Model Experiments

Fri Oct 13, 2023Listen to this post

So I'm going to continue the tradition of starting my blog posts with the word "so".

Since last time, I've set up torch and run some experiments both with suno/bark and jbetker/tortoise-tts-v2. They can both comfortably run on my meagre 8GB of GPU memory, along with an image captioning model. So the fact that things were exploding when run through cog tells me that there's some memory locality that I'm accidentally taking advantage of, or possibly some inadvertent model duplication I'm avoiding. In any case, I can now generate AI-voiced audio from text using a box under my desk rather than one dependent on the internet. I've got one more problem to crack, and then you can expect this blog to instantly-ish become a monologuing podcast too.

The basic elements of what I'm setting up are probably going to be in the catwalk repo. As of this specific writing, it's set up to take TTS requests and run them against suno/bark. And... not much else.

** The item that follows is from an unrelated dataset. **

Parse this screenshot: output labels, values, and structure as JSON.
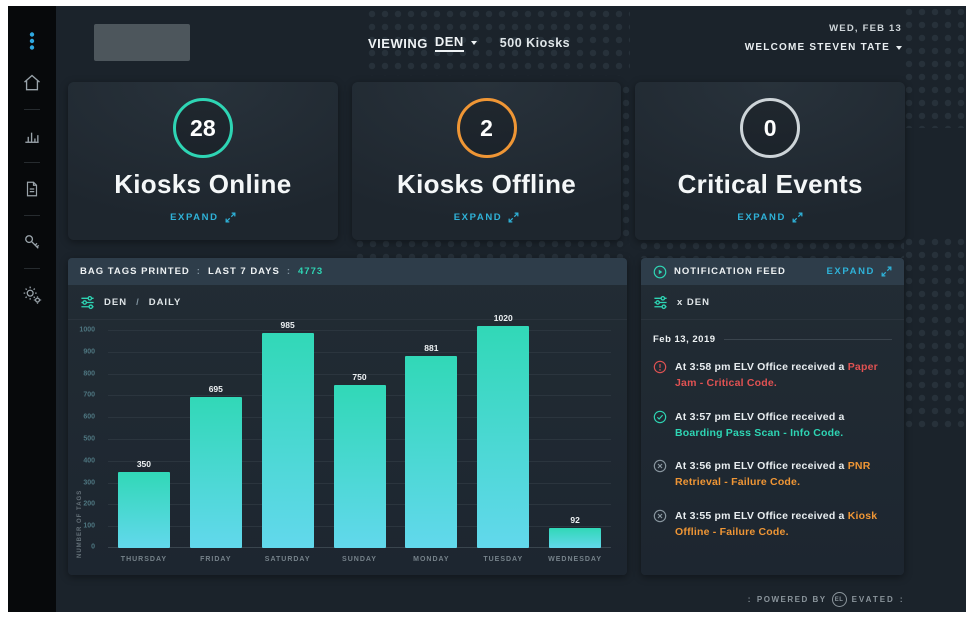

I'm still polishing up the use of TTS models for my purposes, and it's unlikely that I keep both tortoise and bark around. The basic comparison is:

bark is much, much easier to install and interact with, and is better documented
tortoise provides better and more consistent output for my use case and allows you to define custom voices out of the box. There's a bark fork that can do the latter, but the linked notebook makes it look both more annoying and more restrictive than the utilities provided by tortoise.

Installation speedbumps

Firstly, I had to install the Nvidia CUDA toolkit to get past the initial error thrown up by tortoise installation. Apparently this is because the default CUDA libraries contain a bunch of drivers, but not nvcc? Which is a CUDA compiler needed for some part of the build process of some tortoise requirement or other. Whatever; at this point I'm resigned to just installing random chunks of Nvidia software haphazardly on my model-running machine.

Secondly, and bizarrely, I had to downgrade pydantic to 1.9.1 from 2-something because deepspeed is incompatible with 2+ despite having it listed as a dependency in its conda file. A package named pydantic annoyingly slowing down development through bureaucracy and a strong-type-adjacent approach to validation is appropriate enough that I can't even really be surprised here.

Once I had that settled, I could run the installation successfully, and interact with a tortoise-tts pipeline. Or, rather I would be able to if tortoise-tts had a pipeline interface. This is one of the few models I've interacted with so far that has to be run manually. Which is kind of fine by me at this point. My current setup is a big iron machine sitting under my desk that I ssh into from my development laptop. It is zero marginal trouble for me to interact with the models I'll be chaining together through a web interface such as catwalk rather than docker containers or cog predictions. I'm hoping to relatively simply put together an interface that captions images, reads sentences and expands/explains tables and code blocks so that I can make another serious attempt at running this thing again.

As always, I'll let you know how it goes.